Water can help your body:

  • Keep a normal temperature
  • Lubricate and cushion joints
  • Protect your spinal cord and other vital organs
  • Get rid of waste through urination, perspiration, and bowel movements

Drinking plenty of water everyday will also stave off dehydration, which can have a dramatic and debilitating effect on both your physical and mental health.

How Much Water Should I Drink?

According to research from the U.S. National Academies of Sciences, Engineering, and Medicine, an adequate daily fluid intake of water is around 15.5 cups (3.7 liters) a day for men and 11.5 cups (2.7 liters) a day for women. This number can vary depending on your body weight, so it’s important to track your weight to make sure you’re drinking enough water.

Another thing to keep in mind is that certain conditions can dehydrate and require you to drink more water to replenish your body.

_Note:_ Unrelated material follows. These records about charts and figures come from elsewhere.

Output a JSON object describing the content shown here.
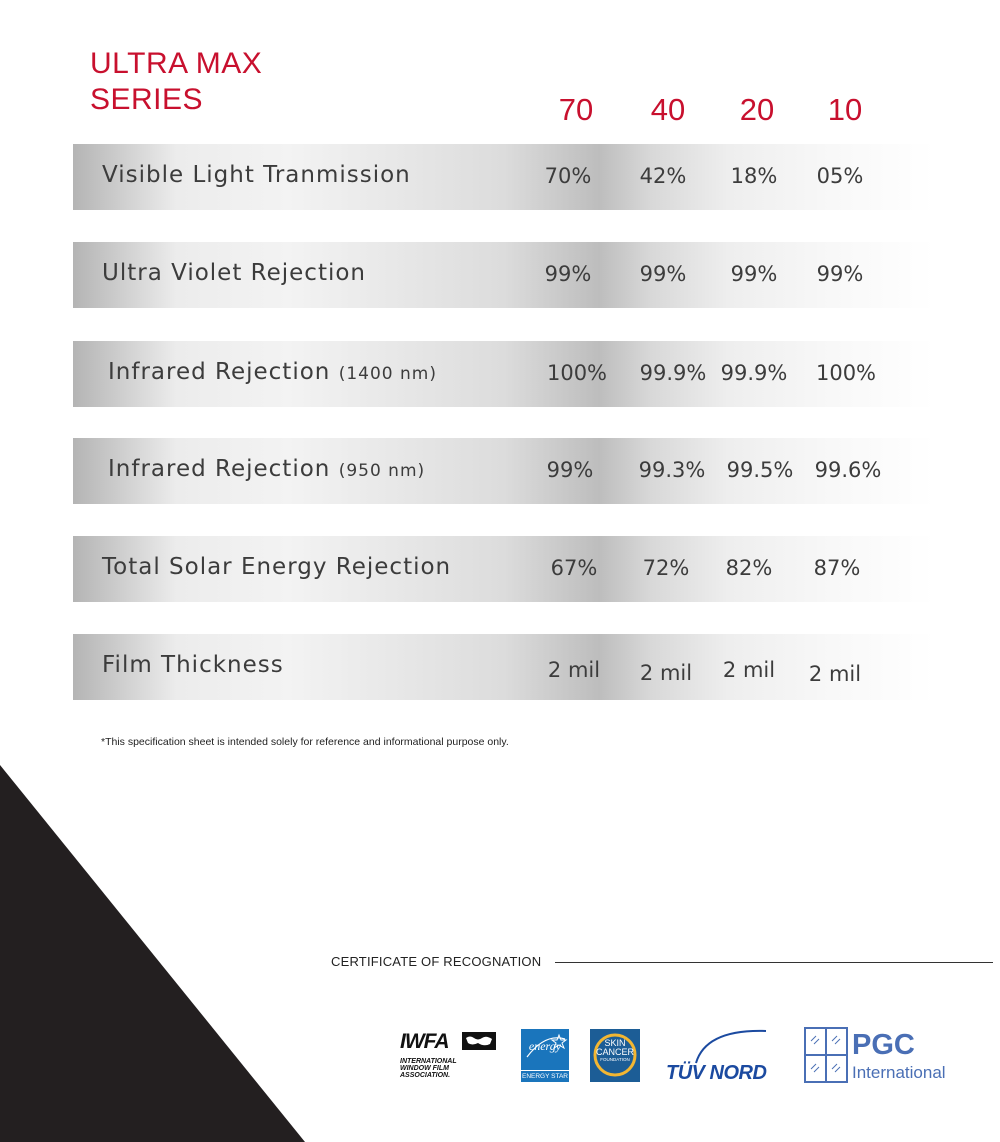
{
  "header": {
    "title_line1": "ULTRA MAX",
    "title_line2": "SERIES",
    "grades": [
      "70",
      "40",
      "20",
      "10"
    ]
  },
  "rows": [
    {
      "label": "Visible Light Tranmission",
      "unit": "",
      "values": [
        "70%",
        "42%",
        "18%",
        "05%"
      ]
    },
    {
      "label": "Ultra Violet Rejection",
      "unit": "",
      "values": [
        "99%",
        "99%",
        "99%",
        "99%"
      ]
    },
    {
      "label": "Infrared Rejection",
      "unit": "(1400 nm)",
      "values": [
        "100%",
        "99.9%",
        "99.9%",
        "100%"
      ]
    },
    {
      "label": "Infrared Rejection",
      "unit": "(950 nm)",
      "values": [
        "99%",
        "99.3%",
        "99.5%",
        "99.6%"
      ]
    },
    {
      "label": "Total Solar Energy Rejection",
      "unit": "",
      "values": [
        "67%",
        "72%",
        "82%",
        "87%"
      ]
    },
    {
      "label": "Film Thickness",
      "unit": "",
      "values": [
        "2 mil",
        "2 mil",
        "2 mil",
        "2 mil"
      ]
    }
  ],
  "disclaimer": "*This specification sheet is intended solely for reference and informational purpose only.",
  "certificates": {
    "title": "CERTIFICATE OF RECOGNATION",
    "iwfa": {
      "mark": "IWFA",
      "text": [
        "INTERNATIONAL",
        "WINDOW FILM",
        "ASSOCIATION."
      ]
    },
    "energy_star": {
      "word": "energy",
      "label": "ENERGY STAR"
    },
    "skin_cancer": {
      "line1": "SKIN",
      "line2": "CANCER",
      "line3": "FOUNDATION"
    },
    "tuv": {
      "text": "TÜV NORD"
    },
    "pgc": {
      "name": "PGC",
      "sub": "International"
    }
  },
  "colors": {
    "accent": "#c8102e",
    "tuv_blue": "#1b4aa0",
    "pgc_blue": "#4a6fb5",
    "energy_star_blue": "#1a75bc"
  }
}
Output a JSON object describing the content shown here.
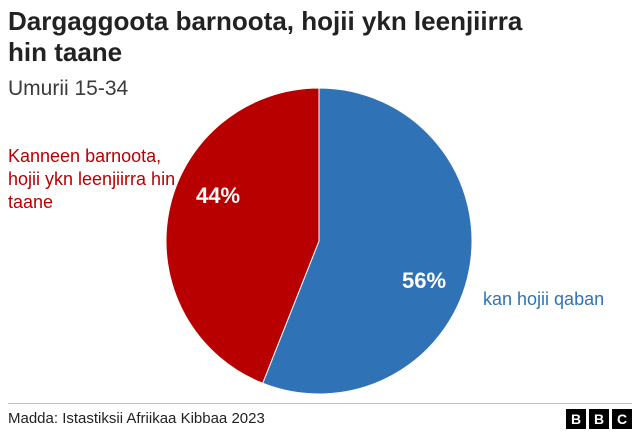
{
  "title": "Dargaggoota barnoota, hojii ykn leenjiirra hin taane",
  "subtitle": "Umurii 15-34",
  "source": "Madda: Istastiksii Afriikaa Kibbaa 2023",
  "logo": [
    "B",
    "B",
    "C"
  ],
  "colors": {
    "red": "#b80000",
    "blue": "#2f73b6"
  },
  "chart_data": {
    "type": "pie",
    "title": "Dargaggoota barnoota, hojii ykn leenjiirra hin taane",
    "subtitle": "Umurii 15-34",
    "slices": [
      {
        "label": "kan hojii qaban",
        "value": 56,
        "display": "56%",
        "color": "#2f73b6"
      },
      {
        "label": "Kanneen barnoota, hojii ykn leenjiirra hin taane",
        "value": 44,
        "display": "44%",
        "color": "#b80000"
      }
    ]
  }
}
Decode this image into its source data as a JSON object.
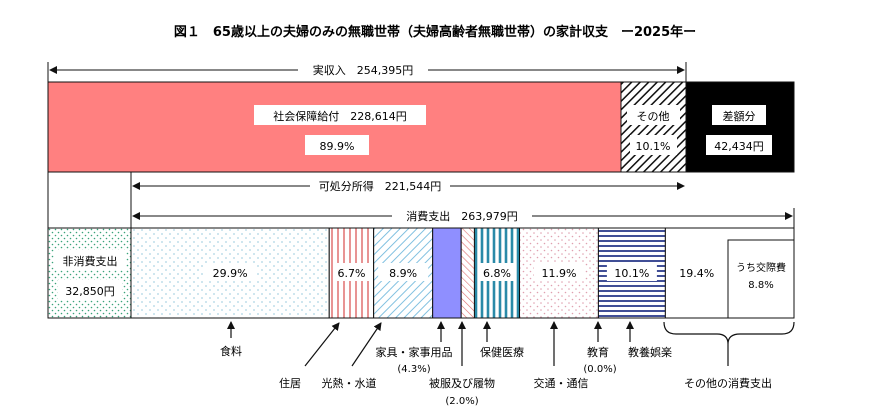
{
  "title": "図１　65歳以上の夫婦のみの無職世帯（夫婦高齢者無職世帯）の家計収支　ー2025年ー",
  "chart_data": {
    "type": "bar",
    "title": "図１　65歳以上の夫婦のみの無職世帯（夫婦高齢者無職世帯）の家計収支　ー2025年ー",
    "income_bar": {
      "span_label": "実収入　254,395円",
      "segments": [
        {
          "label": "社会保障給付　228,614円",
          "value_text": "89.9%",
          "share": 89.9,
          "color": "#ff8080"
        },
        {
          "label": "その他",
          "value_text": "10.1%",
          "share": 10.1,
          "color": "hatched"
        },
        {
          "label": "差額分",
          "value_text": "42,434円",
          "amount": 42434,
          "color": "#000000"
        }
      ],
      "disposable_label": "可処分所得　221,544円"
    },
    "expenditure_bar": {
      "span_label": "消費支出　263,979円",
      "non_consumption": {
        "label": "非消費支出",
        "value_text": "32,850円",
        "amount": 32850
      },
      "segments": [
        {
          "label": "29.9%",
          "share": 29.9,
          "category": "食料"
        },
        {
          "label": "6.7%",
          "share": 6.7,
          "category": "住居"
        },
        {
          "label": "8.9%",
          "share": 8.9,
          "category": "光熱・水道"
        },
        {
          "label": "",
          "share": 4.3,
          "category": "家具・家事用品"
        },
        {
          "label": "",
          "share": 2.0,
          "category": "被服及び履物"
        },
        {
          "label": "6.8%",
          "share": 6.8,
          "category": "保健医療"
        },
        {
          "label": "11.9%",
          "share": 11.9,
          "category": "交通・通信"
        },
        {
          "label": "",
          "share": 0.0,
          "category": "教育"
        },
        {
          "label": "10.1%",
          "share": 10.1,
          "category": "教養娯楽"
        },
        {
          "label": "19.4%",
          "share": 19.4,
          "category": "その他の消費支出"
        }
      ],
      "inset": {
        "label": "うち交際費",
        "value_text": "8.8%"
      }
    },
    "callouts": {
      "food": "食料",
      "housing": "住居",
      "utilities": "光熱・水道",
      "furniture": "家具・家事用品",
      "furniture_pct": "(4.3%)",
      "clothing": "被服及び履物",
      "clothing_pct": "(2.0%)",
      "medical": "保健医療",
      "transport": "交通・通信",
      "education": "教育",
      "education_pct": "(0.0%)",
      "recreation": "教養娯楽",
      "other": "その他の消費支出"
    }
  }
}
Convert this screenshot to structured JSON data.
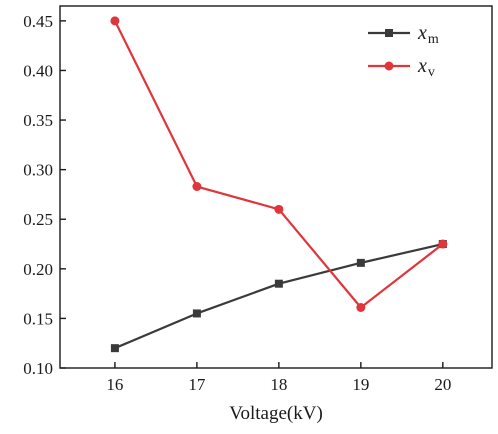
{
  "chart_data": {
    "type": "line",
    "title": "",
    "xlabel": "Voltage(kV)",
    "ylabel": "",
    "x": [
      16,
      17,
      18,
      19,
      20
    ],
    "xlim": [
      15.33,
      20.6
    ],
    "ylim": [
      0.1,
      0.465
    ],
    "xticks": [
      16,
      17,
      18,
      19,
      20
    ],
    "yticks": [
      0.1,
      0.15,
      0.2,
      0.25,
      0.3,
      0.35,
      0.4,
      0.45
    ],
    "ytick_labels": [
      "0.10",
      "0.15",
      "0.20",
      "0.25",
      "0.30",
      "0.35",
      "0.40",
      "0.45"
    ],
    "grid": false,
    "legend_position": "top-right",
    "series": [
      {
        "name": "x",
        "subscript": "m",
        "color": "#3a3a3a",
        "marker": "square",
        "values": [
          0.12,
          0.155,
          0.185,
          0.206,
          0.225
        ]
      },
      {
        "name": "x",
        "subscript": "v",
        "color": "#e0353a",
        "marker": "circle",
        "values": [
          0.45,
          0.283,
          0.26,
          0.161,
          0.225
        ]
      }
    ]
  }
}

If you find yourself experiencing any of these situations you should consider increasing the amount of water you drink that day to compensate:

  • Hot climates
  • You are more physically active than usual
  • Running a fever
  • Having diarrhea or vomiting

Alcohol can cause your body to lose water due to being a diuretic. And while caffeine doesn’t cause dehydration it causes symptoms that are very similar. Supplementing your alcoholic drinks, sodas, and fruit drinks with a glass of water is a good way to stay on top of your hydration and keep your body fueled up.